In HDFS, DataNode stores user files and directories as blocks, and file objects are generated on the NameNode to map each file, directory, and block on the DataNode.
The file objects on the NameNode require certain memory capacity. The memory consumption linearly increases as more file objects generated. The number of file objects on the NameNode increases and the objects consume more memory when the files and directories stored on the DataNode increase. In this case, the existing hardware may not meet the service requirement and the cluster is difficult to be scaled out.

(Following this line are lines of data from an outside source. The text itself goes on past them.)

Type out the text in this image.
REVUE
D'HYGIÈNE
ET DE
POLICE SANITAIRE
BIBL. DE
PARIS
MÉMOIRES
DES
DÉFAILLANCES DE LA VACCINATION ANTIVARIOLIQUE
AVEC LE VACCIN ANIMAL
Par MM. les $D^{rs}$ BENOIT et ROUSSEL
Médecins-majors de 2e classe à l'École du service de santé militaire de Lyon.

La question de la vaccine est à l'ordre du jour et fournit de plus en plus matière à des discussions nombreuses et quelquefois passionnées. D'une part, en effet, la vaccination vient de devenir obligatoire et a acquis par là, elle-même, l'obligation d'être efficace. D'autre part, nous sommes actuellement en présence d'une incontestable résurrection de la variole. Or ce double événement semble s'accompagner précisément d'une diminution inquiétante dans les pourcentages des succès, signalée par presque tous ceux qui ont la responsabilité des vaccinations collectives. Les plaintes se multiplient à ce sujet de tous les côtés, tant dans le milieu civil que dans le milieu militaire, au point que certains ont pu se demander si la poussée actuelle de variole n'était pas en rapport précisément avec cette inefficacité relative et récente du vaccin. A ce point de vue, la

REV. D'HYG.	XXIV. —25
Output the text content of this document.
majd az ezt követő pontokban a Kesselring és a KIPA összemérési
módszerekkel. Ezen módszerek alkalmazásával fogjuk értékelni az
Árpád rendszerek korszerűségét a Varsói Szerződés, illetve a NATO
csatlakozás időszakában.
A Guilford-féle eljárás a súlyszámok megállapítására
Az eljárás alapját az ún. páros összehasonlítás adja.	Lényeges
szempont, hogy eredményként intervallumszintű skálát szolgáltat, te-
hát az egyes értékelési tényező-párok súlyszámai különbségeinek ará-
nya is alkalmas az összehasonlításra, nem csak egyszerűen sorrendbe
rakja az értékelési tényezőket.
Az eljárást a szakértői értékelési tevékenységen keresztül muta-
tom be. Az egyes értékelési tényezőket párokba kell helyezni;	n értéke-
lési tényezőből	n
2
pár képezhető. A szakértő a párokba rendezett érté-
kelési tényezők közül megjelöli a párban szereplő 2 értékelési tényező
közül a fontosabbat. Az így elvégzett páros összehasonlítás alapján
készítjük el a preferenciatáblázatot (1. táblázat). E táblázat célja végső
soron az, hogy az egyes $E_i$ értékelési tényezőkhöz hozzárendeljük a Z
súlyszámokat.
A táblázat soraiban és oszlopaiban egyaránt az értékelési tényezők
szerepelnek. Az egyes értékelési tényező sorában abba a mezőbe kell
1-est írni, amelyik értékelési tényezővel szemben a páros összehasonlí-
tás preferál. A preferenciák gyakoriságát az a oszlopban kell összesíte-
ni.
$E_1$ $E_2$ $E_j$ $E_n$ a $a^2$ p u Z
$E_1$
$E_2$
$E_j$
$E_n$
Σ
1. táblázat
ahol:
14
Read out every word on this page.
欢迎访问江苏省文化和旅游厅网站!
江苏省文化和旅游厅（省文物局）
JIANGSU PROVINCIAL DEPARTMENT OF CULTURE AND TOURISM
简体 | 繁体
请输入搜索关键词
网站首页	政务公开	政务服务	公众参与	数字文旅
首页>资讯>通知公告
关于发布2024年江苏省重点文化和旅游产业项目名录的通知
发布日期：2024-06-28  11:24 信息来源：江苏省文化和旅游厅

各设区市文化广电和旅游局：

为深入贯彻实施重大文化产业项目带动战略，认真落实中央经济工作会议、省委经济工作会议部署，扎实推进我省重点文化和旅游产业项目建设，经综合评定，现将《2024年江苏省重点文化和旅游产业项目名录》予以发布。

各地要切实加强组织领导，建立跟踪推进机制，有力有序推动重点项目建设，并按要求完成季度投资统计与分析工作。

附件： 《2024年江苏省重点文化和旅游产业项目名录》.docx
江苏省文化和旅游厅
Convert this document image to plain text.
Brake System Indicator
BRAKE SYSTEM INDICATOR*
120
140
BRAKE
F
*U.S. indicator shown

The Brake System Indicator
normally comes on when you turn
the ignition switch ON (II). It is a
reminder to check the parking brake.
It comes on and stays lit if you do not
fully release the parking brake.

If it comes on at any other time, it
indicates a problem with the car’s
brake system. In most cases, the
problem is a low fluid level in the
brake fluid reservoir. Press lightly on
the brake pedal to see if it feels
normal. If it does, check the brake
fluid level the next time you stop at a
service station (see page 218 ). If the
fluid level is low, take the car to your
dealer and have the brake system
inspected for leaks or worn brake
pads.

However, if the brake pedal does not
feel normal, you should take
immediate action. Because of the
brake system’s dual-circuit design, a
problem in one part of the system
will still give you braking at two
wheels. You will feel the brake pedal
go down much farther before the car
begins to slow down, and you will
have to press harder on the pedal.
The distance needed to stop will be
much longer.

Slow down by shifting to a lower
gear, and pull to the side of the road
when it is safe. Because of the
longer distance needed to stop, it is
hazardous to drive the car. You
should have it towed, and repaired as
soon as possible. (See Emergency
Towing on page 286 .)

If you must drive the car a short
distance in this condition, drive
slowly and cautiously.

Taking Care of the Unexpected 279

Capacity planning of the HDFS that stores a large number of files is to plan the capacity specifications of the NameNode and DataNode and to set parameters according to the capacity plans.
Each file object on the NameNode corresponds to a file, directory, or block on the DataNode.
A file uses at least one block. The default size of a block is 134,217,728, that is, 128 MB, which can be set in the dfs.blocksize parameter. By default, a file whose size is less than 128 MB occupies only one block. If the file size is greater than 128 MB, the number of occupied blocks is the file size divided by 128 MB (Number of occupied blocks = File size/128). The directories do not occupy any blocks.
Size of a File |
Number of File Objects |
---|---|
< 128 MB |
1 (File) + 1 (Block) = 2 |
> 128 MB (for example, 128 GB) |
1 (File) + 1,024 (128 GB/128 MB = 1,024 blocks) = 1,025 |
The maximum number of file objects supported by the active and standby NameNodes is 300,000,000 (equivalent to 150,000,000 small files). dfs.namenode.max.objects specifies the number of file objects that can be generated in the system. The default value is 0, which indicates that the number of generated file objects is not limited.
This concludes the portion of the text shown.